TorchServe & Triton Inference Server¶

1. TorchServe 개요¶

TorchServe는 PyTorch 모델을 프로덕션 환경에서 서빙하기 위한 공식 도구입니다.

1.1 TorchServe 아키텍처¶

┌─────────────────────────────────────────────────────────────────────┐
│                      TorchServe 아키텍처                             │
├─────────────────────────────────────────────────────────────────────┤
│                                                                     │
│   ┌─────────────┐                                                   │
│   │   Client    │                                                   │
│   └──────┬──────┘                                                   │
│          │                                                          │
│          ▼                                                          │
│   ┌─────────────────────────────────────────────────────────┐      │
│   │                    Frontend                              │      │
│   │  ┌──────────────┐  ┌──────────────┐                     │      │
│   │  │ REST API     │  │ gRPC API     │                     │      │
│   │  │ :8080        │  │ :7070        │                     │      │
│   │  └──────────────┘  └──────────────┘                     │      │
│   └─────────────────────────────────────────────────────────┘      │
│          │                                                          │
│          ▼                                                          │
│   ┌─────────────────────────────────────────────────────────┐      │
│   │                    Backend                               │      │
│   │  ┌──────────────────────────────────────────┐           │      │
│   │  │              Model Store                  │           │      │
│   │  │  ┌─────────┐ ┌─────────┐ ┌─────────┐    │           │      │
│   │  │  │ Model A │ │ Model B │ │ Model C │    │           │      │
│   │  │  └─────────┘ └─────────┘ └─────────┘    │           │      │
│   │  └──────────────────────────────────────────┘           │      │
│   │                                                          │      │
│   │  ┌──────────────┐  ┌──────────────┐                     │      │
│   │  │ Worker 1     │  │ Worker 2     │  ...                │      │
│   │  └──────────────┘  └──────────────┘                     │      │
│   └─────────────────────────────────────────────────────────┘      │
│                                                                     │
└─────────────────────────────────────────────────────────────────────┘

1.2 설치¶

# TorchServe 설치
pip install torchserve torch-model-archiver torch-workflow-archiver

# 버전 확인
torchserve --version

2. 핸들러 작성¶

2.1 기본 핸들러¶

"""
custom_handler.py - TorchServe 커스텀 핸들러
"""

import torch
import torch.nn.functional as F
from ts.torch_handler.base_handler import BaseHandler
import json
import logging

logger = logging.getLogger(__name__)

class CustomHandler(BaseHandler):
    """커스텀 TorchServe 핸들러"""

    def __init__(self):
        super().__init__()
        self.initialized = False

    def initialize(self, context):
        """모델 초기화"""
        self.manifest = context.manifest
        properties = context.system_properties
        model_dir = properties.get("model_dir")

        # 디바이스 설정
        self.device = torch.device(
            "cuda" if torch.cuda.is_available() else "cpu"
        )

        # 모델 로드
        serialized_file = self.manifest["model"]["serializedFile"]
        model_pt_path = f"{model_dir}/{serialized_file}"

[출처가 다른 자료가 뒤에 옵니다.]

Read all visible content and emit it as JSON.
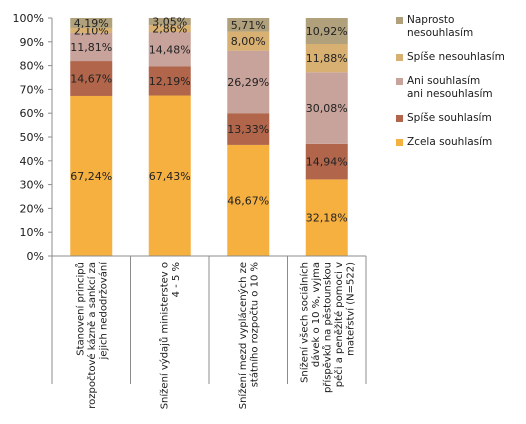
{
  "chart_data": {
    "type": "bar",
    "stacked": true,
    "percent": true,
    "categories": [
      "Stanovení principů rozpočtové kázně a sankcí za jejich nedodržování",
      "Snížení výdajů ministerstev o 4 - 5 %",
      "Snížení mezd vyplácených ze státního rozpočtu o 10 %",
      "Snížení všech sociálních dávek o 10 %, vyjma příspěvků na pěstounskou péči a peněžité pomoci v mateřství (N=522)"
    ],
    "series": [
      {
        "name": "Zcela souhlasím",
        "color": "#f5b040",
        "values": [
          67.24,
          67.43,
          46.67,
          32.18
        ],
        "labels": [
          "67,24%",
          "67,43%",
          "46,67%",
          "32,18%"
        ]
      },
      {
        "name": "Spíše souhlasím",
        "color": "#b1654b",
        "values": [
          14.67,
          12.19,
          13.33,
          14.94
        ],
        "labels": [
          "14,67%",
          "12,19%",
          "13,33%",
          "14,94%"
        ]
      },
      {
        "name": "Ani souhlasím ani nesouhlasím",
        "color": "#c8a39b",
        "values": [
          11.81,
          14.48,
          26.29,
          30.08
        ],
        "labels": [
          "11,81%",
          "14,48%",
          "26,29%",
          "30,08%"
        ]
      },
      {
        "name": "Spíše nesouhlasím",
        "color": "#d8b072",
        "values": [
          2.1,
          2.86,
          8.0,
          11.88
        ],
        "labels": [
          "2,10%",
          "2,86%",
          "8,00%",
          "11,88%"
        ]
      },
      {
        "name": "Naprosto nesouhlasím",
        "color": "#b0a17c",
        "values": [
          4.19,
          3.05,
          5.71,
          10.92
        ],
        "labels": [
          "4,19%",
          "3,05%",
          "5,71%",
          "10,92%"
        ]
      }
    ],
    "ylim": [
      0,
      100
    ],
    "yticks": [
      "0%",
      "10%",
      "20%",
      "30%",
      "40%",
      "50%",
      "60%",
      "70%",
      "80%",
      "90%",
      "100%"
    ],
    "legend_position": "right",
    "legend_order": [
      "Naprosto nesouhlasím",
      "Spíše nesouhlasím",
      "Ani souhlasím ani nesouhlasím",
      "Spíše souhlasím",
      "Zcela souhlasím"
    ],
    "category_lines": [
      [
        "Stanovení principů",
        "rozpočtové kázně a sankcí za",
        "jejich nedodržování"
      ],
      [
        "Snížení výdajů ministerstev o",
        "4 - 5 %"
      ],
      [
        "Snížení mezd vyplácených ze",
        "státního rozpočtu o 10 %"
      ],
      [
        "Snížení všech sociálních",
        "dávek o 10 %, vyjma",
        "příspěvků na pěstounskou",
        "péči a peněžité pomoci v",
        "mateřství (N=522)"
      ]
    ],
    "legend_lines": [
      [
        "Naprosto nesouhlasím"
      ],
      [
        "Spíše nesouhlasím"
      ],
      [
        "Ani souhlasím",
        "ani nesouhlasím"
      ],
      [
        "Spíše souhlasím"
      ],
      [
        "Zcela souhlasím"
      ]
    ]
  }
}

        self.model = torch.jit.load(model_pt_path, map_location=self.device)
        self.model.eval()

        # 추가 설정 로드 (있는 경우)
        self.class_names = self._load_class_names(model_dir)

        self.initialized = True
        logger.info("Model initialized successfully")

    def _load_class_names(self, model_dir):
        """클래스 이름 로드"""
        try:
            with open(f"{model_dir}/index_to_name.json") as f:
                return json.load(f)
        except FileNotFoundError:
            return None

    def preprocess(self, data):
        """입력 전처리"""
        inputs = []

        for row in data:
            # JSON 입력 처리
            if isinstance(row, dict):
                features = row.get("data") or row.get("body")
            else:
                features = row.get("body")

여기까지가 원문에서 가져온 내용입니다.